The Security Alliance between the U.S. and Japan has long stood in contention and controversy due to heavy American military presence, administrative control of certain areas, amongst many more complicated matters of political muck.
Many in Japan saw the Alliance and the stationing of troops as financial, with the Government viewing goods selling to American soldiers as an economic stimulant. To the U.S. it was strategic, a way to control communism in Asia, along with functioning as a staging area during Vietnam. One could say the relationship is vampiric, happily siphoning off one another, welcoming a nuzzle at your neck.
Early on, we witness a crime scene; a dead prostitute, wrists slit, either by her hand or someone else’s, in a brothel outside the military base. An observing working girl remarks that it can’t be helped if they’re making a living off the base, all while a landing B-52 roars overhead, its presence drowning out the conversation. At the costume party, Americans dress as vampires while the real vampires pass through undetected.
Saya, Japanese, told to remove a foreign presence infiltrating a military base by her American handlers before it spreads to the Asian populace, which she rightly calls out as nowhere near as easy as they seem to believe. Beaurocratically difficult, one could argue.
An obvious metaphor, but a distinction of who the true vampire between the U.S. and Japan is treated as ambiguous as Saya’s origins. What’s clear is that something is deeply wrong with the culture surrounding these policies. Saya’s mission to kill her kind is likened to humans’ way of killing one another needlessly—said by a character holding a dangling crucifix, the implications complex and sobering.
As stated, Saya is Japanese but appears foreign to her heritage. Near the end of the film, the audience surrogate character, a Japanese nurse named Makiho, is shown an old photograph dated 1892, and in it is a young girl in a white dress, surrounded by other well-dressed figures, that looks exactly like Saya.
Once again, nothing about the clothes or location of the photo screams Japanese culture in any way, but it’s important to remember that 1892 was during the Meiji Restoration, a time Japan rapidly, nearly by force, shed many of its customs for Western ones. Saya is Japanese, yes, but she grew up during a period when that identity began to be erased, a notion that often plagues and troubles Japan, that the Security Alliance can be seen as continuing tradition.

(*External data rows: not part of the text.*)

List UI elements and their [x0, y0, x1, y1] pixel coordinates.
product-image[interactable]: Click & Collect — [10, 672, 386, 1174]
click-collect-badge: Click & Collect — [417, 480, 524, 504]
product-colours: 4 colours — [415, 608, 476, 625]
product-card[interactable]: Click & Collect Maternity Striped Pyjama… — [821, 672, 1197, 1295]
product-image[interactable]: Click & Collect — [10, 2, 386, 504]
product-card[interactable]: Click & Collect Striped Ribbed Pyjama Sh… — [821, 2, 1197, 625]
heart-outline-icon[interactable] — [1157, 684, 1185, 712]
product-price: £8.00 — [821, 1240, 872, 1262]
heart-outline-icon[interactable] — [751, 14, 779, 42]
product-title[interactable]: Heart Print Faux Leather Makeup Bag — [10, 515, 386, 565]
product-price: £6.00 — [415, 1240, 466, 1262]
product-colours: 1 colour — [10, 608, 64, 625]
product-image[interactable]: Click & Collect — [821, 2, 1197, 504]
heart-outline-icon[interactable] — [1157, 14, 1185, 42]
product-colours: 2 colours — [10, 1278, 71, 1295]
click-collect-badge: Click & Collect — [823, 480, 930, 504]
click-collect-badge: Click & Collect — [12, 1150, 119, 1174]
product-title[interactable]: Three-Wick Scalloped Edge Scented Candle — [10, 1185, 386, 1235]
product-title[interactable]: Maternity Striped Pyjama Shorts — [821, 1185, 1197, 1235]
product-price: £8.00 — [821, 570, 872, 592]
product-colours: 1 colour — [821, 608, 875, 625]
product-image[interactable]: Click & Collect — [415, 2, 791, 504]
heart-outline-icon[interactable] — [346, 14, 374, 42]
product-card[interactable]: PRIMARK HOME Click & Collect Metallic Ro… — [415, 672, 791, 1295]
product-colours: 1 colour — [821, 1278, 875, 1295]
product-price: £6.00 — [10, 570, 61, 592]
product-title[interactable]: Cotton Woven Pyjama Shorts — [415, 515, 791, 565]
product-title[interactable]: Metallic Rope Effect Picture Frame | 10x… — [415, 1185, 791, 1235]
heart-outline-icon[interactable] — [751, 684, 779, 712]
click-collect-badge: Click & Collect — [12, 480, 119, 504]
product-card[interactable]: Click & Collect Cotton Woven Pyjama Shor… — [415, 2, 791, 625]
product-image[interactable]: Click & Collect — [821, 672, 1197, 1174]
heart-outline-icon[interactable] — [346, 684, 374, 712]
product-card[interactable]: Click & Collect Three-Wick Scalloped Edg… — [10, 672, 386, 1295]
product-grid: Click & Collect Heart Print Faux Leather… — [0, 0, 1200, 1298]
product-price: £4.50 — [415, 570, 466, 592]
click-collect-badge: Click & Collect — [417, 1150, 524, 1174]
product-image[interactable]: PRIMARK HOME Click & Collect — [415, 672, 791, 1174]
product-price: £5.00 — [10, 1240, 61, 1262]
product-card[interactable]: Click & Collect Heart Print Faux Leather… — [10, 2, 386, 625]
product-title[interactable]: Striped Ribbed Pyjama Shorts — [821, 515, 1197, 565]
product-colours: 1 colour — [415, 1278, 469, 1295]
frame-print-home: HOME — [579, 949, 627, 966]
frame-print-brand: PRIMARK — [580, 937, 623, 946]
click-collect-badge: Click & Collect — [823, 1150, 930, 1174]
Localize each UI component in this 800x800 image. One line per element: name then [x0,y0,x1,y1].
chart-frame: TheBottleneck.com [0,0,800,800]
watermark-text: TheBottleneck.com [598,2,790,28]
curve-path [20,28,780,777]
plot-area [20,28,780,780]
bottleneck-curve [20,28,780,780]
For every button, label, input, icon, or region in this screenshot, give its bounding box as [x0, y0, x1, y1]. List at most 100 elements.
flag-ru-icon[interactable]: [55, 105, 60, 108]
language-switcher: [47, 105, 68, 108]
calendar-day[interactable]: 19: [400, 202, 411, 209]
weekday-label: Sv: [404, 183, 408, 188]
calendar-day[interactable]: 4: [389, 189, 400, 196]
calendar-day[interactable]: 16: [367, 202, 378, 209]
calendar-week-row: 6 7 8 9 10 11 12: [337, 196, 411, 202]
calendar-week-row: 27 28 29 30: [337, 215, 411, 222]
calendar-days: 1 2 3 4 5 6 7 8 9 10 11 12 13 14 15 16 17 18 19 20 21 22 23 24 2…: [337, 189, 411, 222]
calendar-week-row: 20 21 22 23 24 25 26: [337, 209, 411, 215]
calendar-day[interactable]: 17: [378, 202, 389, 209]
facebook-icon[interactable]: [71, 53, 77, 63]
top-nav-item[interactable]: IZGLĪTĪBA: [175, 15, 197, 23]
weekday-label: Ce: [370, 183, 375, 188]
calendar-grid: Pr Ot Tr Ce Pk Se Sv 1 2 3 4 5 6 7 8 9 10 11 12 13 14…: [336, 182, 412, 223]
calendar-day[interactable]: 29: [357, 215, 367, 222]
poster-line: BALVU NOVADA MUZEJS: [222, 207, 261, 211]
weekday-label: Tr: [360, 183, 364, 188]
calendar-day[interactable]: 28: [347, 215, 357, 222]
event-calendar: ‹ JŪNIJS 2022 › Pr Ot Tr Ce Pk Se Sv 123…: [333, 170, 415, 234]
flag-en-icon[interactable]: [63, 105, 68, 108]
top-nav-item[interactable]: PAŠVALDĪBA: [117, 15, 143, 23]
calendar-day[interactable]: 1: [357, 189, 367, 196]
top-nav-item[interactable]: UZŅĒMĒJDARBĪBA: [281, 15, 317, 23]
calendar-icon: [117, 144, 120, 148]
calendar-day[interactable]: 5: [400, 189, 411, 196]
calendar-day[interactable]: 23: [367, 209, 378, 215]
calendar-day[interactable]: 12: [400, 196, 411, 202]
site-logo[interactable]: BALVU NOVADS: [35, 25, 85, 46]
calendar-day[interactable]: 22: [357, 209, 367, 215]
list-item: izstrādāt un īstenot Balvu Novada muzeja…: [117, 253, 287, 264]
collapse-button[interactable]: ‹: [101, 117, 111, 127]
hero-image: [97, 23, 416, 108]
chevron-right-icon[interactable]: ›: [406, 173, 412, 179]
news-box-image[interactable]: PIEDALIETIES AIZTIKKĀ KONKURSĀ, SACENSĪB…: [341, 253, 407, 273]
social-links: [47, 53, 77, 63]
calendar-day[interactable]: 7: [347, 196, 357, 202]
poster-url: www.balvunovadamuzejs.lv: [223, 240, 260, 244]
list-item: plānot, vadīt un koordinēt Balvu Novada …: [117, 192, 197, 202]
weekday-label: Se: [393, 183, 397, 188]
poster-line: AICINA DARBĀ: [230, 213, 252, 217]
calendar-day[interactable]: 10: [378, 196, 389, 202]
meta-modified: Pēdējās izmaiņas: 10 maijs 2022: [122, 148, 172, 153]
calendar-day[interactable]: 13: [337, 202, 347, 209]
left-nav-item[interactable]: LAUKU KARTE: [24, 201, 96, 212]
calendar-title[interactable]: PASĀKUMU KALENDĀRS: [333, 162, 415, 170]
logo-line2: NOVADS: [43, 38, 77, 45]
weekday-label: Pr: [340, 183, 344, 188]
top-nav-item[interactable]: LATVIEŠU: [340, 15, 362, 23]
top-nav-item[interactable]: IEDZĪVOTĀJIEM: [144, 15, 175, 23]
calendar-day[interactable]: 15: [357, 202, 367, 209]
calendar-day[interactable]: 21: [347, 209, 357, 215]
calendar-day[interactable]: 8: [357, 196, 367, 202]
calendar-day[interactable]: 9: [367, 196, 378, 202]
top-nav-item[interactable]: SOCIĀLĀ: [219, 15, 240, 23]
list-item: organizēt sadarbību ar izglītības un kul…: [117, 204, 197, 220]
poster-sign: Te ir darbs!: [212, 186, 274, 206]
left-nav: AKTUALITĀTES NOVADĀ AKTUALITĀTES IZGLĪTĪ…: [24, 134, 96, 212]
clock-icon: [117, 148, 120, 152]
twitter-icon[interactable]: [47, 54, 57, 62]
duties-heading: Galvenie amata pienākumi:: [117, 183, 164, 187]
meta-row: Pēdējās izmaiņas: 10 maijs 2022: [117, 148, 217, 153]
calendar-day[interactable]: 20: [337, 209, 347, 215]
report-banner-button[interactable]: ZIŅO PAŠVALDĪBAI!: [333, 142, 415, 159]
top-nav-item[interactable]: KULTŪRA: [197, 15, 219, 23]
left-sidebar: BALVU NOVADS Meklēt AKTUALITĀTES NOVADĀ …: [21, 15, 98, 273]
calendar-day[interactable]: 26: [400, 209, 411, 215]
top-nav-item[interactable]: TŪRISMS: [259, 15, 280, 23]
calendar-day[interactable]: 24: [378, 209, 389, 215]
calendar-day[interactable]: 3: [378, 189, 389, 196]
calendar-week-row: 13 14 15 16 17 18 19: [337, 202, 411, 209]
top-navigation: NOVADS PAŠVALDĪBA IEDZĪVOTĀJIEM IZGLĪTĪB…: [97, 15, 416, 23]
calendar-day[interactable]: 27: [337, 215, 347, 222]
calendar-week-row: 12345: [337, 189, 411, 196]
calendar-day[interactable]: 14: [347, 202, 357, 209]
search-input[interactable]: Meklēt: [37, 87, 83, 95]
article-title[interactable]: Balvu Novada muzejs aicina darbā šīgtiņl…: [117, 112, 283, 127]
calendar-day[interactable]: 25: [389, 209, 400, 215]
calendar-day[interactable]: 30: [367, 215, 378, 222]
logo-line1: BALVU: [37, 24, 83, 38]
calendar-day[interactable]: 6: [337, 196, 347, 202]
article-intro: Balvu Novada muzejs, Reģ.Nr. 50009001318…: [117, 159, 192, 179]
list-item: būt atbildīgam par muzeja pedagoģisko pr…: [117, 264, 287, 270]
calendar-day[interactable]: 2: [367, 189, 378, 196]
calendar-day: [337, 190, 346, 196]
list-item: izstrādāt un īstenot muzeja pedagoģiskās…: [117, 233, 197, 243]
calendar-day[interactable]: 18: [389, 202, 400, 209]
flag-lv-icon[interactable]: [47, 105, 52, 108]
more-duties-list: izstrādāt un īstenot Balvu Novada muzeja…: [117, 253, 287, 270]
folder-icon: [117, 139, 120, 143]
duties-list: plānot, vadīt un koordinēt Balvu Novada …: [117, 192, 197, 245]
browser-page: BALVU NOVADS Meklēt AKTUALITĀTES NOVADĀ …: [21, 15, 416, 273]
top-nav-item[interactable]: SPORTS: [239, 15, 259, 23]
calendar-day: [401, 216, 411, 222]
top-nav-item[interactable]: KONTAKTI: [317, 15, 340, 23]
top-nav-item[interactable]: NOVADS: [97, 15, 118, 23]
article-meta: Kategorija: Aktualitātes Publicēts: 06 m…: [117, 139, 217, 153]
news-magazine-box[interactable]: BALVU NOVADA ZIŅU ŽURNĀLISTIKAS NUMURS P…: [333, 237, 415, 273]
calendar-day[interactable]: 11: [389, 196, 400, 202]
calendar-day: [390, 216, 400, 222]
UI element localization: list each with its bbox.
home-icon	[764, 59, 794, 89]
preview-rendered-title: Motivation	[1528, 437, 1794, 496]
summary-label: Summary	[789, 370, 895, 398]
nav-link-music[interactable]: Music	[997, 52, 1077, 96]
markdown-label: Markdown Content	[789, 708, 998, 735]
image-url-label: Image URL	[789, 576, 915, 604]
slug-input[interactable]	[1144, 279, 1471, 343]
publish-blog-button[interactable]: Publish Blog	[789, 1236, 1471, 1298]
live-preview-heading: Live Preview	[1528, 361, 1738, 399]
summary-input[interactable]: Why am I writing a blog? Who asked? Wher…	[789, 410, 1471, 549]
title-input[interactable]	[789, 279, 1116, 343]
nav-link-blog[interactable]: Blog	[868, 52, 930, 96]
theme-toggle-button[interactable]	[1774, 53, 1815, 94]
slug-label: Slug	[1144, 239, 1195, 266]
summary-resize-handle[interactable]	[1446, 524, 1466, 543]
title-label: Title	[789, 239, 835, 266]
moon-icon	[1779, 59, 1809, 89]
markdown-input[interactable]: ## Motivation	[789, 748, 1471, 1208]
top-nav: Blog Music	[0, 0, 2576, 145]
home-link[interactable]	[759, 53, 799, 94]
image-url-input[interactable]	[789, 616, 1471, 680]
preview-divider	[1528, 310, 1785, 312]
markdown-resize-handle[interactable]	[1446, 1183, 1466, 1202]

Concessions create calamity, and a subtle point is made to intertwine Japan and the U.S. into the Vietnam conflict in equal measure, calling out the bombers, these American war machines, launch from a Japan located base. The vampires symbolize much, functioning strongly as an undying repeating past just as much as political subterfuge, and Saya and Marikho (who has a Western middle name and religion) fit within the history of stateless individuals caught between worlds.
DIPLOMACY IS A BLADE’S EDGE
Blood: The Last Vampire doesn’t provide conclusions to these ponderings, instead, commenting through images and background chatter like a breathing and bloody art installation. It leaves you wondering if conflict can be measured in such archaic terms as good or evil. Saya will continue acting on behalf of her faceless handlers, killing her kind, and humans will continue to act on faceless beliefs, killing their kind, on and on.
A fun, short little flick about a Japanese schoolgirl with a sword smacks you with this philosophically nebulous conflation of cultural ideals and political follies, all in its final few seconds. Blood: The Last Vampire is in the proud tradition of horror movies that comment on our history, the political turmoil we find ourselves in, and how we are sometimes complicit in atrocities under the guise of innocence. Sometimes the good guys are monsters, too.